シリア・モナムール

『シリア・モナムール』を観ました。

前半はyoutubeから抜粋された動画で構成され、後半はシラヴと名乗る女性と難民としてパリに移住している監督との対話形式で成る映画です。

 

まずは前半について。

この映画が評される時、必ずと言って良いほどyoutubeの存在が示唆されます。しかし、この映画が単なるyoutube動画の寄せ集めではないことは、観た人なら誰でも理解できるところと思います。では、この前半の意義は何か。それは、私たちと現場は実は容易に通じていることを知らせることではないでしょうか。そして、文脈がないだけで、私たちは関心を失ってしまうものだという現実を突きつけているように思います。動画サイトで一度検索すれば得られたはずの情報を無関心の下、流してしまっているのが今の私たちです。

 

次に、後半について。

祖国シリアを離れたことを罪に感じている監督と、シリアにとどまり未来を作る子供達の教育を行っているシラヴ。

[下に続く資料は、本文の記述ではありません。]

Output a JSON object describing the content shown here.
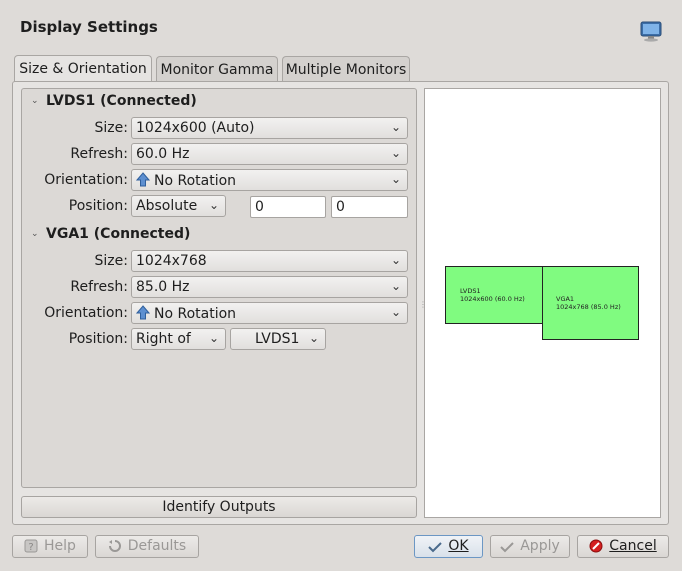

シラヴは監督にとっての希望であり救いであり、さらに、父を亡くした子、オマールの無邪気さは監督の絶望と対極の存在として描かれています。

 

様々なテクストを下敷きとして作成された今作。決して、全てがノンフィクションだと言い切ることはできないでしょう。しかし、映像はシリアで実際に起こっていることを証明するには十分です。つまり、前半部に関しては私たちはただ受け入れることしかできません。一方、後半部の受け取り方は人によって様々だと思います。たとえ編集の結果であったとしても、シリアの外を代表する監督のシリアへの関与の仕方は、我々に何らかの示唆を与えることとなるでしょう。

 

日本ではすっかり報道が減ってしまったシリアに言及した今作。私たちは、見えない世界(見ようとしない世界)の悲劇を無視していることを思い出させてくれました。